Government Health Spending and Tax Reform in Rwanda, 2000-2013 – A Case Study
Categories: Governance and Leadership, Health Finance, Publications, Resource Mobilization
Resource Type: Case Study
Authors: Yoriko Nakamura and April Williamson
Rwanda provides an example of a country that has been committed to improving both its tax and health systems. Moreover, Rwanda has recognized the critical linkage between domestic resource mobilization and sustainable economic development, including increasing public financing for health.
In 1994, Rwanda emerged from a four-year civil war and genocide that resulted in tremendous human loss and devastated the country’s already weak infrastructure and economy. As a result of the genocide, life expectancy fell to less than 30 years and GDP dropped by nearly 40 percent. Since then, there has been a strong political will to restore the country. In 2000, Rwanda announced its ambitious goal of becoming a middle-income country by 2020. To meet this target, the Rwandan government established Vision 2020, a long-term strategic plan that set Rwanda’s development priorities. As Rwanda has strived to meet the goals of Vision 2020, it has increased its development-related investments. This has required Rwanda to mobilize greater domestic resources, particularly as it aims to reduce its dependency on foreign aid. As a result of a series of reforms, tax revenue as a percent of GDP rose from 3.6% in 1994 to 13.4% in 2013.

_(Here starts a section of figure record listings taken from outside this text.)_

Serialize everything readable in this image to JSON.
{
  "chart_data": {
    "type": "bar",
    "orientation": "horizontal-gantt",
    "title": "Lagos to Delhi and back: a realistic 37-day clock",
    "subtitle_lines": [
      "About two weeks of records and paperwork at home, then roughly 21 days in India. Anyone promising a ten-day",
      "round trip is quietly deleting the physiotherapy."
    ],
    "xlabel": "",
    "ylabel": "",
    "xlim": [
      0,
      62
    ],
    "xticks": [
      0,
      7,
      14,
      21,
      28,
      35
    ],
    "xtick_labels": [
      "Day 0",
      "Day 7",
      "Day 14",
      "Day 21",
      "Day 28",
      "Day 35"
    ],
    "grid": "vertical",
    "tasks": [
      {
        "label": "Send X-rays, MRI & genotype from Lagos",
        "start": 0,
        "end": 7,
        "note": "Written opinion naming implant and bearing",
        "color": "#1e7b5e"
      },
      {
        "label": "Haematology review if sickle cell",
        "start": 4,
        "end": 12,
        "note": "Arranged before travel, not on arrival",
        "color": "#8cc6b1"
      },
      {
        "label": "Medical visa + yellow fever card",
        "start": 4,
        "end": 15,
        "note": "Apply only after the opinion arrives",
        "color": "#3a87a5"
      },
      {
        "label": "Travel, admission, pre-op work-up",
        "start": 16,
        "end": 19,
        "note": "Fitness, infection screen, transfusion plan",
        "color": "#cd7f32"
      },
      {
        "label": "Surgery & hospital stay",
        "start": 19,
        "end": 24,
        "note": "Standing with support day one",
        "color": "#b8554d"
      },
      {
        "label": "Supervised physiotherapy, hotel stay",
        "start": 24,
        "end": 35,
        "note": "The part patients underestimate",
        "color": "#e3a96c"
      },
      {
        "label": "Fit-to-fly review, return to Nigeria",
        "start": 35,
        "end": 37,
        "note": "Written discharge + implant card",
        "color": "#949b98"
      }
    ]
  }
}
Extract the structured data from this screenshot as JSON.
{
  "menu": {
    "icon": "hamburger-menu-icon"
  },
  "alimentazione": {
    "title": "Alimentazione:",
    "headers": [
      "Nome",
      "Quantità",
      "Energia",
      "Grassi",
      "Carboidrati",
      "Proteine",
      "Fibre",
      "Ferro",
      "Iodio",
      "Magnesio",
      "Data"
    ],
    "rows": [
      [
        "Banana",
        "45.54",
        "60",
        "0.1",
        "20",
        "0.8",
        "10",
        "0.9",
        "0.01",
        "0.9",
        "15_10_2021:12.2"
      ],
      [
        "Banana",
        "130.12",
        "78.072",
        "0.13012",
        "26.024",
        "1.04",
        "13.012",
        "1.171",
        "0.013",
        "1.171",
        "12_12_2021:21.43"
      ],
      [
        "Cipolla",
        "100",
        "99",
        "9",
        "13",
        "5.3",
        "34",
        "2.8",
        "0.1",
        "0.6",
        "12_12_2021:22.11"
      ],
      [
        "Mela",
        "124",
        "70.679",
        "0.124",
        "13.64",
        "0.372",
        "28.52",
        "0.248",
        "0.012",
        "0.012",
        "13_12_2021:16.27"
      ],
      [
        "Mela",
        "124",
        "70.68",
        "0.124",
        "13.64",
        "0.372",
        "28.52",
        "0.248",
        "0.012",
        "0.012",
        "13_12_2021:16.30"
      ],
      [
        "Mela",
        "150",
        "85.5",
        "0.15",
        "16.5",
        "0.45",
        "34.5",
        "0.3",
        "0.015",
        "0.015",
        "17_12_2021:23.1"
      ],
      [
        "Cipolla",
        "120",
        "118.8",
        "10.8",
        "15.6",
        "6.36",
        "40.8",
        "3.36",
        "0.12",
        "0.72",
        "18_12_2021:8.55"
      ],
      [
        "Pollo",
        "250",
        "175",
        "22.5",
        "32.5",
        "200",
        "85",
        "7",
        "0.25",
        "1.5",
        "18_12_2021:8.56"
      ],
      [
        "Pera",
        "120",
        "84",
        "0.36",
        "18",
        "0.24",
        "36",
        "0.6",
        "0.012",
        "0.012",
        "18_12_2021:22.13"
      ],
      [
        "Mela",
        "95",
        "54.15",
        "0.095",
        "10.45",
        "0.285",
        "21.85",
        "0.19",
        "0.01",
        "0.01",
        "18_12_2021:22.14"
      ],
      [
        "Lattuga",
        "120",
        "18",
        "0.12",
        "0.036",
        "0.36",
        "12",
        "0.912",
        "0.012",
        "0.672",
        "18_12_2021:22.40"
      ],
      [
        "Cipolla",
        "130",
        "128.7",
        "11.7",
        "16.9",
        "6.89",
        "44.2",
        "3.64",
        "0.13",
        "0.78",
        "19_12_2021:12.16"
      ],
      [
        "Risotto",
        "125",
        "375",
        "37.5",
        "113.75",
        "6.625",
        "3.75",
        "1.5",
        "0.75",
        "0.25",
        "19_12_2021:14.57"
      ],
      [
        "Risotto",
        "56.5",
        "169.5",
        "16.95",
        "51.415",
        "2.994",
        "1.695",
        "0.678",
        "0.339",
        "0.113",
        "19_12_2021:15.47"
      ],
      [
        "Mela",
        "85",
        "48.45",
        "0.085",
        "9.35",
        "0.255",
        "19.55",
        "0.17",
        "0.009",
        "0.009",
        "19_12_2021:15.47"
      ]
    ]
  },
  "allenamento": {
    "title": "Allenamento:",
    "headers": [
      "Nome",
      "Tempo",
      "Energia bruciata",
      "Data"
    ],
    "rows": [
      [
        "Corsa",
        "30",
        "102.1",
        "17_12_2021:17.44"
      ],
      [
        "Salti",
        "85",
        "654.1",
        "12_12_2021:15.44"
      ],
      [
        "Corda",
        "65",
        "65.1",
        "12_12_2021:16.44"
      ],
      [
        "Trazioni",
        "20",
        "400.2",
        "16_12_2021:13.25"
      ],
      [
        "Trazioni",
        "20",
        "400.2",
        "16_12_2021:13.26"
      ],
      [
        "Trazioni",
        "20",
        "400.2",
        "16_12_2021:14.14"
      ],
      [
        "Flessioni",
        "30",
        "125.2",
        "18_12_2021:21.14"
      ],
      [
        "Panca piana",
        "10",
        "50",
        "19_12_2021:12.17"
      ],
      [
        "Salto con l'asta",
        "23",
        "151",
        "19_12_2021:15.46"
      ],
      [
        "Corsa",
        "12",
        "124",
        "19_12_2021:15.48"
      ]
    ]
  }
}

Improvements in tax generation have benefited the health sector. Rwanda has focused on investments in human resource development, as it has recognized the socioeconomic value of building a healthy and educated population. In the early 2000s, Rwanda “reoriented” its government expenditures toward basic health and education. This case study looks at the tax reforms Rwanda has introduced over the past two decades to increase domestic revenue collection, the subsequent improvements in revenue generation, and the impact these changes have had on the health sector.